Patrice Lindo Wants Professionals to Stop Waiting to Be Chosen
Tajala Kelly

Patrice Lindo believes one of the biggest myths in professional development is that talent alone is enough.
The founder of Career Nomad has built a reputation helping professionals become more visible, position themselves for opportunities, and navigate a rapidly changing workforce. But according to Lindo, many talented people remain overlooked—not because they lack ability, but because they have never learned how to translate their value.
“True visibility isn’t about being louder,” Lindo said. “It’s about being legible. It’s about making sure the proof of your capability is positioned where decision-makers can actually find it, trust it, and act on it.”
That philosophy is at the heart of her work and the inspiration behind the Built Different Conference, a workforce readiness event designed to help professionals and organizations prepare for a future increasingly shaped by artificial intelligence and changing economic realities.
The Power of Changing Your Story
For Lindo, career growth often begins with reexamining the narratives people tell themselves.
She believes many professionals are operating from stories that were handed to them by family expectations, institutions, or societal norms rather than stories they intentionally created for themselves.
“Most professionals are living inside a narrative they inherited, not one they chose,” she said.
Instead of focusing solely on job titles or résumés, Lindo encourages people to focus on impact, outcomes, and evidence. She challenges professionals to identify the patterns, strengths, and accomplishments that have consistently appeared throughout their careers and use those experiences as the foundation for their next chapter.
“Don’t start with rebranding,” she said. “Start with the evidence.”
AI Isn’t Replacing People—It’s Repricing Them
One of the central themes of Lindo’s work today is helping people understand artificial intelligence beyond the fear-based headlines.
While many conversations focus on whether AI will replace jobs, Lindo argues that a more important question is how AI is changing the value of skills in the marketplace.
“We’re obsessed with replacement,” she said. “But the real conversation should be about repricing.”
According to Lindo, AI is not eliminating human capability.

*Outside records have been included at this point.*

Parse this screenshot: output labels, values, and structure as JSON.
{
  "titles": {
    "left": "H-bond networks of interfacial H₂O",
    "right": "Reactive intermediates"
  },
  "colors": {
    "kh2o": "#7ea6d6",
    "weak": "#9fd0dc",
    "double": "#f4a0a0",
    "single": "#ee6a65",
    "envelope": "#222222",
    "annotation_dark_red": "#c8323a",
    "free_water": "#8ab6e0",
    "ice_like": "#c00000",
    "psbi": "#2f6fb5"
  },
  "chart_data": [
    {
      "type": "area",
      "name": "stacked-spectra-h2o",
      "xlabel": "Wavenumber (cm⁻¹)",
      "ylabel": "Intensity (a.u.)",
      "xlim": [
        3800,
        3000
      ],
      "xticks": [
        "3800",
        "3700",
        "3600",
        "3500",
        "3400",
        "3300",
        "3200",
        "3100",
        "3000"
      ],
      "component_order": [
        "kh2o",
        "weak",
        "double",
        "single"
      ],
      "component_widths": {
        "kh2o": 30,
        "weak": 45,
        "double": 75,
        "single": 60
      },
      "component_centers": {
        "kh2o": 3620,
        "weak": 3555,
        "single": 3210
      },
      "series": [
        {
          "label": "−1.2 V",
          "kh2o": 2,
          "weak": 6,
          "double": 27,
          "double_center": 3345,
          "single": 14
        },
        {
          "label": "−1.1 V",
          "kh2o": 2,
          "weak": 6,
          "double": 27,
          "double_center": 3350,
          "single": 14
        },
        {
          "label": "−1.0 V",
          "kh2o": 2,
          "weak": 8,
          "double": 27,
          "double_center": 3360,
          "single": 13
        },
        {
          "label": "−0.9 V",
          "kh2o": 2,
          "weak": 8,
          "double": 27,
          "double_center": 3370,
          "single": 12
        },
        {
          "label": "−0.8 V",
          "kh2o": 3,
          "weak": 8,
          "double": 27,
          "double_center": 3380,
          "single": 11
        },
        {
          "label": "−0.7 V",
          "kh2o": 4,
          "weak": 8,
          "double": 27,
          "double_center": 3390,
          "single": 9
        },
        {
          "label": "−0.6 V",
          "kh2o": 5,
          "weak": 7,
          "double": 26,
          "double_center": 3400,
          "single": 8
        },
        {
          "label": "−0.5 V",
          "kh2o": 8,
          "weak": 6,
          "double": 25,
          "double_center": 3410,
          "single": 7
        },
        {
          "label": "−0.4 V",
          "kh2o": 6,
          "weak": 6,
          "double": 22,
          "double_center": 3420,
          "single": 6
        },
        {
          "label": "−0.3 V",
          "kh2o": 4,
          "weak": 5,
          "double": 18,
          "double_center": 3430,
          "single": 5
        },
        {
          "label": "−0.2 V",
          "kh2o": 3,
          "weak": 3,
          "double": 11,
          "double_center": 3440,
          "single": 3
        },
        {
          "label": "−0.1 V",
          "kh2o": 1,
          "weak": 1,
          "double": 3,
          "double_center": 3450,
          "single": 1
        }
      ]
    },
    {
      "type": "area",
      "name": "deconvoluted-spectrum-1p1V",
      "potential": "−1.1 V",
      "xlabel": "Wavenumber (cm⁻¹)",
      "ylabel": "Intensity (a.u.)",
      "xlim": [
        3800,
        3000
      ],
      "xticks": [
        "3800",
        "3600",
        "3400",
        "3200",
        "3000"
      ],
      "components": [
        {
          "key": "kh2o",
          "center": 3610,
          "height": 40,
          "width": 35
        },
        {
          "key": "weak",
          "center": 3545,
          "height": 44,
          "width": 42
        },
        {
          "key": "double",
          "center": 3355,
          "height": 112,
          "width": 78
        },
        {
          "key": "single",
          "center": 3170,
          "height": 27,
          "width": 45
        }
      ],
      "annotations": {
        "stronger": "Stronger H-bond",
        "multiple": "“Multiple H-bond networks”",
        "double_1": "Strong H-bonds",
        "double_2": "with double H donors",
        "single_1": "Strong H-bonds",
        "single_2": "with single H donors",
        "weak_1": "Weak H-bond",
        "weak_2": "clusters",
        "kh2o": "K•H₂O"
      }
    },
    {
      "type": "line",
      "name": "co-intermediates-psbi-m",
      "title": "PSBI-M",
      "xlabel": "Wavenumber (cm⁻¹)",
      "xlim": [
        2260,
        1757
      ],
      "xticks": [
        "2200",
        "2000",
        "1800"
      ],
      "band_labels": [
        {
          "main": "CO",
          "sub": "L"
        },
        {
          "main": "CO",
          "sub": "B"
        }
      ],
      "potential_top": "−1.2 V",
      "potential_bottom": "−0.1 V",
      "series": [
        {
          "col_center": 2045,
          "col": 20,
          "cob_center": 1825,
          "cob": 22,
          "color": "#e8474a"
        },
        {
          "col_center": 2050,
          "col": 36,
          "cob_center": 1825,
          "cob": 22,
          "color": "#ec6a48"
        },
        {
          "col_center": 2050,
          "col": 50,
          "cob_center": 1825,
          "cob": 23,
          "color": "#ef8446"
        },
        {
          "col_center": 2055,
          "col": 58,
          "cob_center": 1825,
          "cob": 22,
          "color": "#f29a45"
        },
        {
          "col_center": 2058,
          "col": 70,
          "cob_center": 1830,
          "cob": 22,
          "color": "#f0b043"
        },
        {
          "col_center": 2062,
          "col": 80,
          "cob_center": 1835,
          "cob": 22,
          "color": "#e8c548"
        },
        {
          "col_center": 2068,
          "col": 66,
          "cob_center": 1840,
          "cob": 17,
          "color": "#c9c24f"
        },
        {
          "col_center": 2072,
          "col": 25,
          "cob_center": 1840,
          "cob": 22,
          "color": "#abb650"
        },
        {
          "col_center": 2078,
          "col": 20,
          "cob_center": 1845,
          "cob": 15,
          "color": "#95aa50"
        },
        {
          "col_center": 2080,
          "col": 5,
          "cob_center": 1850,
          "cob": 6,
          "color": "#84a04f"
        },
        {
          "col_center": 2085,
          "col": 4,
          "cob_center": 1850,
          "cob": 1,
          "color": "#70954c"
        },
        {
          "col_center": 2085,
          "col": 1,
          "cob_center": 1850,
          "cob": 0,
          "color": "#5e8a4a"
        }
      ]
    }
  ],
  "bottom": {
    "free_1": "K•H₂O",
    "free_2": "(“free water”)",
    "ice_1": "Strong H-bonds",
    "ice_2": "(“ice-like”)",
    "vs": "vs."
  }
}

Instead, it is reshaping which skills are rewarded, how expertise is evaluated, and who gets access to opportunities.
She also warns that conversations about AI bias deserve greater attention. As more organizations rely on automated systems for hiring and decision-making, she believes representation within the development of those systems is critical.
“If we’re not in the rooms where these tools are being built, we’re being sorted by systems we didn’t design and don’t control,” she said.
Why Successful People Stay Ready
After years of working with executives, entrepreneurs, and professionals across industries, Lindo has noticed a common trait among high achievers.
It isn’t confidence.
It isn’t networking.
And it isn’t luck.
It’s a willingness to embrace uncertainty.
“The people who are successful have a hunger for something different,” she said.
Rather than waiting for perfect circumstances, they move when opportunities appear, trust their instincts, and remain willing to evolve. They understand that growth often requires stepping beyond familiar environments and taking risks before the outcome is guaranteed.
Lindo credits much of her own success to paying attention to those instincts.
“You get a little signal,” she explained. “Don’t ignore it. Move on it.”
Protecting Peace While Building Success
Despite managing a demanding career, leading Career Nomad, and preparing large-scale events, Lindo emphasizes the importance of protecting her mental and emotional well-being.
One of the most important strategies, she says, is surrounding herself with people who hold her accountable.
Whether it’s a family member encouraging her to step away from work, take a walk, or prioritize self-care, she believes success is easier to sustain when people who genuinely care about you help maintain perspective.
She also starts every day with intentional reflection.
Each morning, she writes down five things she’s grateful for, five things she wants to accomplish that day, and five things she hopes to achieve in the future.
“Protect your time for thinking fiercely,” she said.
What It Means to Be Built Differentp
The conference’s title reflects a mindset Lindo believes many professionals need to embrace.
To her, being “Built Different” isn’t about standing out for attention. It’s about refusing to allow systems that were never designed with you in mind to define your value.
“Built Different means you stop trying to fit into a path that wasn’t designed for you,” she said. “And you start building the one that was.”
As the daughter of Jamaican immigrants, a former college student who left school before ultimately building a successful career, and a leader who has worked across multiple industries, Lindo understands firsthand that success is rarely linear.
That experience has become one of her greatest strengths.
“Your detour is not your disqualification,” she said. “It’s often your credential.”
Preparing for What’s Next 
Through Career Nomad and the Built Different Conference, Lindo hopes to equip professionals with practical tools to navigate workplace changes, identify their unique value, and position themselves for long-term success.
Her message is especially relevant at a time when technology, economic shifts, and workforce expectations continue to evolve at unprecedented speeds.
For Lindo, the goal is simple.
Help people stop waiting for permission.
Help them recognize the value they already possess.
And help them build careers that are prepared not only for today’s opportunities—but for tomorrow’s as well.